Beth’s father really frightened me. Today, I recognize that he suffered from mental illness and his rages against his family were all symptoms of his disorder. As a child I knew none of this. All I knew was that he terrified me and I stayed out of his way. But feeling Mr. Greenberg’s presence in the house was inevitable. I remember one night I was invited to sleep over at Beth’s house. As we lay in bed, I heard Mr. Greenberg erupt in anger, berating his wife for allowing me to stay the night. Listening to him roar at his wife left me trembling with fear, and I mustered the courage to get out of bed and call my father to come take me home.
Among the many peculiarities that the Greenberg family had, there was one that struck me as especially odd. During the winter, Beth’s mother wrapped her up in many layers. She seemed to be trying to protect her from the storm outside because she could not protect her from the cyclone that raged within their home. The oddest part was that Beth’s coat collar was always fastened with an oversized safety pin. Before leaving my house, Beth would approach me with safety pin in hand. I knew that she needed my help; there was no way that she could fasten the pin on her own. Today I realize that pinning her coat fell far short of the help she really needed. But it was all this eight-year-old girl could do.
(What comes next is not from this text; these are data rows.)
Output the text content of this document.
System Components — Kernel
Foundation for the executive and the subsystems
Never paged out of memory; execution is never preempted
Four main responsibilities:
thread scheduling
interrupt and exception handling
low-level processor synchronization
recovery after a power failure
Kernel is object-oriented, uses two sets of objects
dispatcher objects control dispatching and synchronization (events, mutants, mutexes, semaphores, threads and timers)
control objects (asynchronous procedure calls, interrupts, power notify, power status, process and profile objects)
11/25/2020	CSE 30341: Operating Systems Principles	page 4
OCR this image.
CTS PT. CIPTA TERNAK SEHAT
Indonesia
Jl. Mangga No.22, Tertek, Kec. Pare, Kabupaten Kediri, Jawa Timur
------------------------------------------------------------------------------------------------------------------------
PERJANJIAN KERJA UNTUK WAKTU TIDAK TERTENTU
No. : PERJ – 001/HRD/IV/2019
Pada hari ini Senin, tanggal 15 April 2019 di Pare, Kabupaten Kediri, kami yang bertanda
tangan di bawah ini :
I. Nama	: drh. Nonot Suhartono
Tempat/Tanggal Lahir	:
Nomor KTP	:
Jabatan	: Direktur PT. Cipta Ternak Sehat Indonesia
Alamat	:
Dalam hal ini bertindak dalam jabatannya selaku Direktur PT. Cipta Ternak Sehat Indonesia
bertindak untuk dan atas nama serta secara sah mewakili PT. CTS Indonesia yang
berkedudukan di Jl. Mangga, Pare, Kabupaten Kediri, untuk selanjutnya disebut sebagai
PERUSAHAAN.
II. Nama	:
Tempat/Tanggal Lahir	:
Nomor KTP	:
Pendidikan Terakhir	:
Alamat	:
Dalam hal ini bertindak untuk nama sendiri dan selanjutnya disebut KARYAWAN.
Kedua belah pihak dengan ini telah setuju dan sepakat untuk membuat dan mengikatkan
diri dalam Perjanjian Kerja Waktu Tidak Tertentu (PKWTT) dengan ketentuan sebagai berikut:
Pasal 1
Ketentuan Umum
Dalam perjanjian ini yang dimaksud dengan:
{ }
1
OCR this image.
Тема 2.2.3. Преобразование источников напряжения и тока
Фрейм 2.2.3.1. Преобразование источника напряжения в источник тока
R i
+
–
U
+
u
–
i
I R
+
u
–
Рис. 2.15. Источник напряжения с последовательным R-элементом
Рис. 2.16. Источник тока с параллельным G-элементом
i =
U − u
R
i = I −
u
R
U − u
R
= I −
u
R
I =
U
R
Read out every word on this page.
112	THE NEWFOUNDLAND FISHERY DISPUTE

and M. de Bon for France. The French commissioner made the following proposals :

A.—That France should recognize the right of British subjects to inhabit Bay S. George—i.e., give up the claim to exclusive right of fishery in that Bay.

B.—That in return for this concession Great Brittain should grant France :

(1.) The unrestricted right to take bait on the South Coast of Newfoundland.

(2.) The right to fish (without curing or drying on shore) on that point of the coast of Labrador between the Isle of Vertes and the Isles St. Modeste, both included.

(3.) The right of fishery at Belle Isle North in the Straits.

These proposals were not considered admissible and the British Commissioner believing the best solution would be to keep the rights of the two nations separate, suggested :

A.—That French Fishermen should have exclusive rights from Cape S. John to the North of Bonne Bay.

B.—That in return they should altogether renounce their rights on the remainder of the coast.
With safety pin in hand, I would face Beth, standing inches away from her. She would crane her neck while I tried to stick the pin through the thick cloth. This took a considerable amount of time. It wasn’t an easy task for either one of us. She needed to stand there patiently, looking up at the ceiling so I would have better access to her coat collar as I tried to jam the blunt pin through the thick fabric. This ritual somehow served to deepen our friendship. Everyday, as we stood facing one another, I would struggle with the pin and she would struggle with standing still, and with all the other struggles that came along with belonging to the Greenberg family.
Things changed when I turned 10. My family moved to a different neighborhood and Beth’s daily visits came to an end. But I never forgot her or her safety pin.
When Beth grew up, she moved away. I had lost all contact with her but heard through the grapevine that she had separated herself from her family by thousands of miles. She became an accomplished attorney and married an architect. They had two children and she never came back home to visit her family – until her father died.
Although I hadn’t seen Beth or her family in decades, I felt compelled to go to the funeral. When the rabbi stood with the male mourners to rend their garments, he stopped when he reached Beth. He looked up at the women as if to ask, “Which one of you will step forward to do this mitzvah with Beth?” Usually not one to volunteer in a crowd, I was surprised when I found myself walking towards the front of the chapel. I took the blade from the rabbi, and then turned towards Beth. We stood there facing one another and feeling very drawn to her, I moved closer still. Then, I lifted the blade to cut her blouse. As I began tearing kriyah, Beth turned away, craning her neck. Seeing her turn her head as I adjusted the torn collar on her blouse propelled me back in time.
I looked at Beth and softly said, “Beth do you know who I am?”
She shook her head, “No.”
I waited a moment before I replied in a whisper, “I’m Michelle.” She gasped quietly and tears welled up in her eyes and in mine. We looked at one another and saw the children that we once were. In that moment, she and I traveled back 40 years to a cold winter day of our youth when I lovingly pinned the collar of her winter coat.